C’est une question fondamentale et un vrai dilemme que nous avons eu en interne. Effectivement quand le projet a démarré, très honnêtement on n’avait pas encore conscience de l’impact environnemental de l’IA. Ensuite le sujet s’est imposé parce qu’on voulait évidemment être cohérent dans notre démarche. Si on utilise une solution qui dépense plus d’eau et de CO2 que ce qui va être réduit chez les restaurateurs, cela n’aura aucun sens. En dehors de la partie IA, on fait en sorte d’être aligné avec nos valeurs sur tous les autres aspects comme nos déplacements par exemple, et concernant l’IA on va passer un cap dès cette année grâce à un partenariat avec une association qui s’appelle Gen AI iMPACT pilotée par Samuel Rincé. On collabore sur l’outil EcoLogits qui mesure l’impact de chaque requête qu’on va formuler à l’IA pour savoir exactement ce que cette demande va consommer en eau, en électricité et en émissions carbone. Le but ensuite est de comparer l’impact de notre IA avec ce qu’on a permis de réduire chez nos clients. C’est vraiment tonne de carbone contre tonne de carbone. On travaille sur cet outil en open source pour qu’il puisse bénéficier à tout le monde. On sera d’ailleurs présent au salon VivaTech, pour annoncer officiellement ce partenariat et montrer les premières étapes de ce qui a déjà été initié grâce à cette collaboration.
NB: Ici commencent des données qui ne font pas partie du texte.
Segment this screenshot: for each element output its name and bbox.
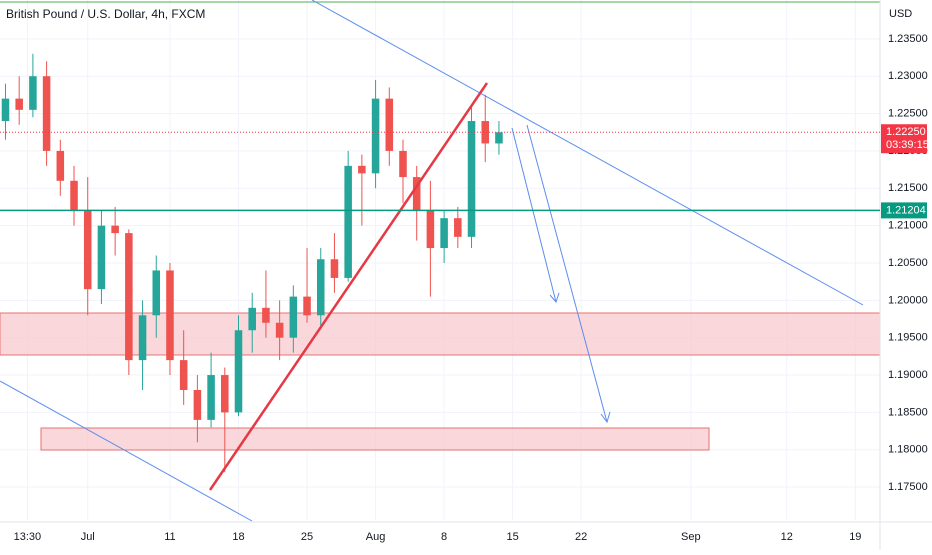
candle-body (111, 225, 119, 234)
countdown: 03:39:15 (886, 139, 929, 151)
arrow (511, 127, 557, 303)
arrows (511, 124, 611, 424)
y-tick-label: 1.18000 (888, 444, 928, 456)
candle-body (344, 165, 352, 278)
supply-zone (0, 312, 881, 356)
candle-body (234, 330, 243, 413)
last-price-label: 1.22250 (886, 126, 926, 138)
candle-body (440, 218, 448, 249)
candle-body (358, 165, 366, 174)
currency: USD (889, 8, 912, 20)
y-tick-label: 1.22500 (888, 107, 928, 119)
x-tick-label: 8 (441, 531, 447, 543)
candle-body (454, 218, 462, 237)
last-price-box (881, 124, 927, 154)
candle-body (330, 259, 339, 278)
arrow-head (549, 292, 560, 303)
candle-body (193, 390, 202, 420)
candle-body (152, 270, 161, 316)
arrow (526, 124, 608, 423)
candle-body (1, 98, 10, 122)
candle-body (412, 177, 421, 211)
x-tick-label: 19 (849, 531, 861, 543)
candle-body (56, 150, 65, 181)
x-tick-label: 12 (781, 531, 793, 543)
y-tick-label: 1.23500 (888, 33, 928, 45)
level-label-box (881, 202, 927, 219)
y-tick-label: 1.18500 (888, 406, 928, 418)
candle-body (495, 132, 503, 144)
y-tick-label: 1.21000 (888, 220, 928, 232)
candle-body (481, 121, 490, 144)
arrow-head (600, 411, 611, 424)
chart-title: British Pound / U.S. Dollar, 4h, FXCM (6, 7, 205, 21)
trend-line (311, 0, 864, 306)
x-tick-label: 22 (575, 531, 587, 543)
candle-body (179, 360, 188, 390)
candle-body (29, 76, 37, 110)
trend-line (0, 380, 253, 522)
y-tick-label: 1.20500 (888, 257, 928, 269)
candle-body (248, 307, 256, 331)
x-tick-label: 25 (301, 531, 313, 543)
candle-body (83, 210, 92, 290)
x-tick-label: 11 (164, 531, 175, 543)
trend-line (208, 82, 489, 491)
y-tick-label: 1.21500 (888, 182, 928, 194)
candle-body (426, 210, 435, 249)
candle-body (221, 375, 229, 413)
candle-body (316, 259, 325, 316)
y-tick-label: 1.19000 (888, 369, 928, 381)
x-tick-label: Jul (81, 531, 95, 543)
candle-body (138, 315, 147, 361)
candle-body (385, 98, 394, 151)
level-label: 1.21204 (886, 204, 926, 216)
candle-body (125, 233, 133, 361)
candle-body (207, 375, 215, 420)
x-tick-label: 18 (232, 531, 244, 543)
x-tick-label: Aug (366, 531, 386, 543)
x-tick-label: 13:30 (14, 531, 42, 543)
y-tick-label: 1.17500 (888, 481, 928, 493)
candle-body (399, 150, 407, 178)
candle-body (166, 270, 174, 361)
candle-body (97, 225, 106, 290)
candle-body (15, 98, 23, 110)
y-tick-label: 1.20000 (888, 294, 928, 306)
demand-zone (40, 427, 710, 451)
candle-body (289, 296, 298, 338)
candle-body (467, 121, 476, 237)
candle-body (371, 98, 380, 174)
candle-body (303, 296, 311, 316)
x-tick-label: Sep (681, 531, 701, 543)
x-tick-label: 15 (507, 531, 519, 543)
y-tick-label: 1.23000 (888, 70, 928, 82)
candles (1, 53, 503, 473)
y-tick-label: 1.19500 (888, 332, 928, 344)
candle-body (70, 180, 78, 211)
candle-body (262, 307, 270, 323)
candle-body (275, 322, 284, 338)
candle-body (42, 76, 51, 151)
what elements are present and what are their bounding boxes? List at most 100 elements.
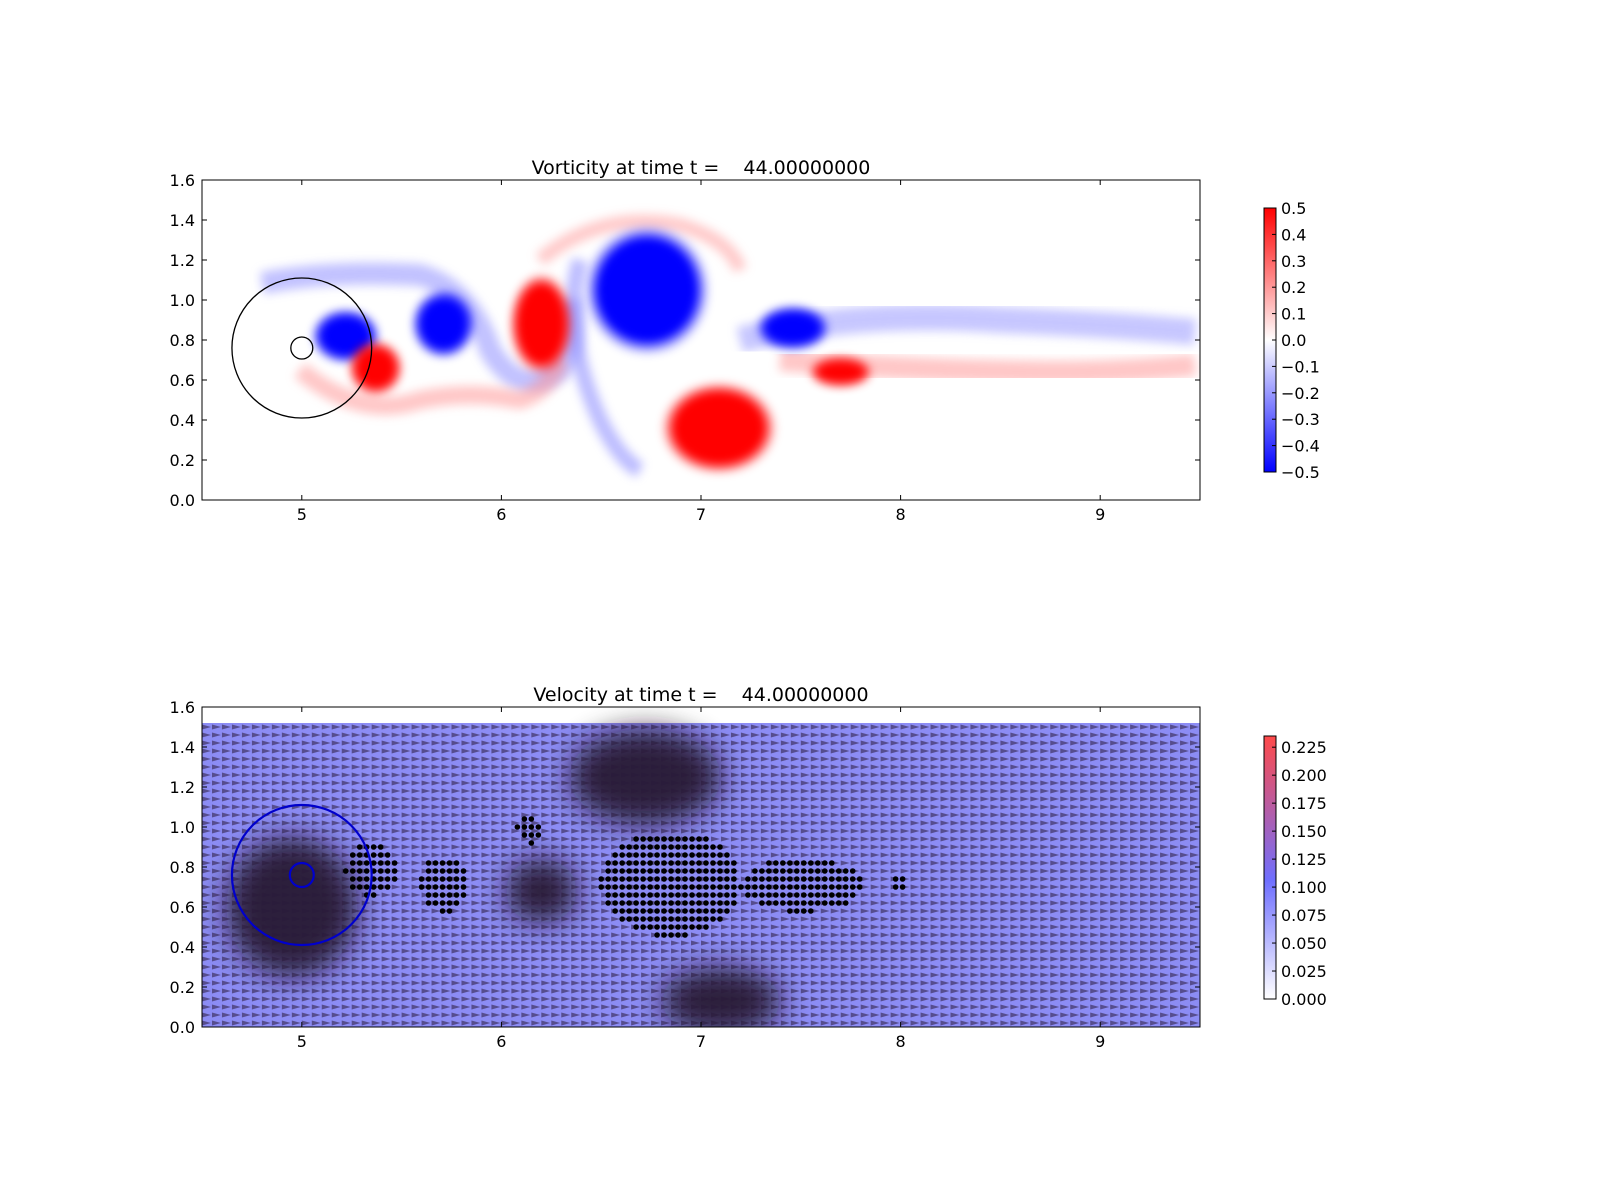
velocity-arrow xyxy=(591,764,601,770)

Quels sont vos projets à long terme avec Afoodi ?
Pour l’instant on commence par cet accompagnement chez les restaurateurs, mais notre grande ambition est vraiment de remonter chaque filière, étape par étape, et de trouver comment faire mieux chez les distributeurs, les producteurs, etc. Pour l’instant, on travaille dans le quotidien des restaurateurs, dans leur réalité, pour les aider à tenir la distance, et à s’engager sur des pratiques qui respectent l’environnement.